The Login LockDown is a WordPress Enhanced Login Security Plug-in. It records the IP address and timestamp of every failed WordPress login attempt. If more than a certain number of attempts are detected within a short period of time from the same IP range, then the login function is disabled for all requests from that range. This helps to prevent brute force password discovery.

Have a question? Post a comment.

7 Responses to “How to Remove Hidden Spam Links from WordPress”

  1. HART (1-800-HART)

    Oct 29th, 2009

    actually, that’s a good question .. what should the Chmod permissions be on .htaccess?

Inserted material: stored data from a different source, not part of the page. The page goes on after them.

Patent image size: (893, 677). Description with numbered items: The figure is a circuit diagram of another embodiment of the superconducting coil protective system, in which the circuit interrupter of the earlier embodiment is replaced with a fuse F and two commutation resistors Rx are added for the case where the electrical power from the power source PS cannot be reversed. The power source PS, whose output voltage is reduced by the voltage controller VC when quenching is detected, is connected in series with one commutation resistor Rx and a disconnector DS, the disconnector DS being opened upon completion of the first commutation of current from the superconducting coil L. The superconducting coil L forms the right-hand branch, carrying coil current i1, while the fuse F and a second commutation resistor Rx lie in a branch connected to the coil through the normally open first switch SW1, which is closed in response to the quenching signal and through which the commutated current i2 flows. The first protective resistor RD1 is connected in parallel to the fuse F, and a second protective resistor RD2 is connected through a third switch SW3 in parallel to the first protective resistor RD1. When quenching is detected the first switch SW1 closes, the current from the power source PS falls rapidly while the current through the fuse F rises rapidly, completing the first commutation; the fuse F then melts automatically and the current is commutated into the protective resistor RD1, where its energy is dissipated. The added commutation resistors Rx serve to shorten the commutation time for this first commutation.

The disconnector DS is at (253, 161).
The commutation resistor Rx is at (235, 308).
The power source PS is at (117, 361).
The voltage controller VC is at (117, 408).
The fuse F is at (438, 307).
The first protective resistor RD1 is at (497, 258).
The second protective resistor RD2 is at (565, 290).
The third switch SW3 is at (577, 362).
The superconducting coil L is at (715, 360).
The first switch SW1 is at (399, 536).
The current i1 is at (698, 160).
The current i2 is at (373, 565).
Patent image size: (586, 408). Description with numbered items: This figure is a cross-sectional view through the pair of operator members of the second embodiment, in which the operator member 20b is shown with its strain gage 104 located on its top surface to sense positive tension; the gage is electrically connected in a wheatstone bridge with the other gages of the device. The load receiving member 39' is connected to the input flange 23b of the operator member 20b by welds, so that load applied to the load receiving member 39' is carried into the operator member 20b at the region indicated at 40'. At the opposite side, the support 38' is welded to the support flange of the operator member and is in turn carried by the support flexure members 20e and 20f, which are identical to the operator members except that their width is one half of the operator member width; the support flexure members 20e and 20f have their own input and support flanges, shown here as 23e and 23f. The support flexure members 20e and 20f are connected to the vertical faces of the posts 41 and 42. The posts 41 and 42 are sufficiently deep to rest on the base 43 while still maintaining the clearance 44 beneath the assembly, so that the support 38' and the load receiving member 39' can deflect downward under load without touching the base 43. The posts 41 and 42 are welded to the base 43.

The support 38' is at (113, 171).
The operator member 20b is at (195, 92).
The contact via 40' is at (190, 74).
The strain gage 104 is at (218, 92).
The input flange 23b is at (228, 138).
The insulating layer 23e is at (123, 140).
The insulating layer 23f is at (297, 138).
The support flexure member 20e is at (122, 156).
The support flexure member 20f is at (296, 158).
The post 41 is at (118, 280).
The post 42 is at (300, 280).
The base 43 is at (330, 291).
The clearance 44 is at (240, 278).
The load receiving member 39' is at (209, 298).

    Before, you had to set it to chmod 777 and then do the permalink update and WP changed permissions. Does it still do that? I know i have added text/commands/ etc to my .htaccess files at times, then go in and do a permalink upgrade … Does that set it right again?

    • Frank J

      Oct 29th, 2009

      Hart,

      Set chmod to 644 for your .htaccess file.

  2. USB Fan

    Oct 29th, 2009

    If hackers will use some cloacking methods, can we see those links in page source?
    When i had this kind of problems i used a firefox plugin: User Agent Switcher. With this we can see a webpage as googlebot

    • Frank J

      Oct 30th, 2009

      User Agent is a great plugin. You should also try Firebug as well.

      • USB Fan

        Oct 30th, 2009

        Thx for tip. I’ll give it a try :)

  3. Thanks for the post. It just teaches us that we shouldn’t be complacent about our blogs. I like to ensure that my blogs are backed-up regularly so that if anything happens at least I can get the site back up and running again.

    • Frank J

      Nov 1st, 2009

      Paula,

      You are right! Blog owners with self hosted WordPress blogs need to keep a watchful eye on there files.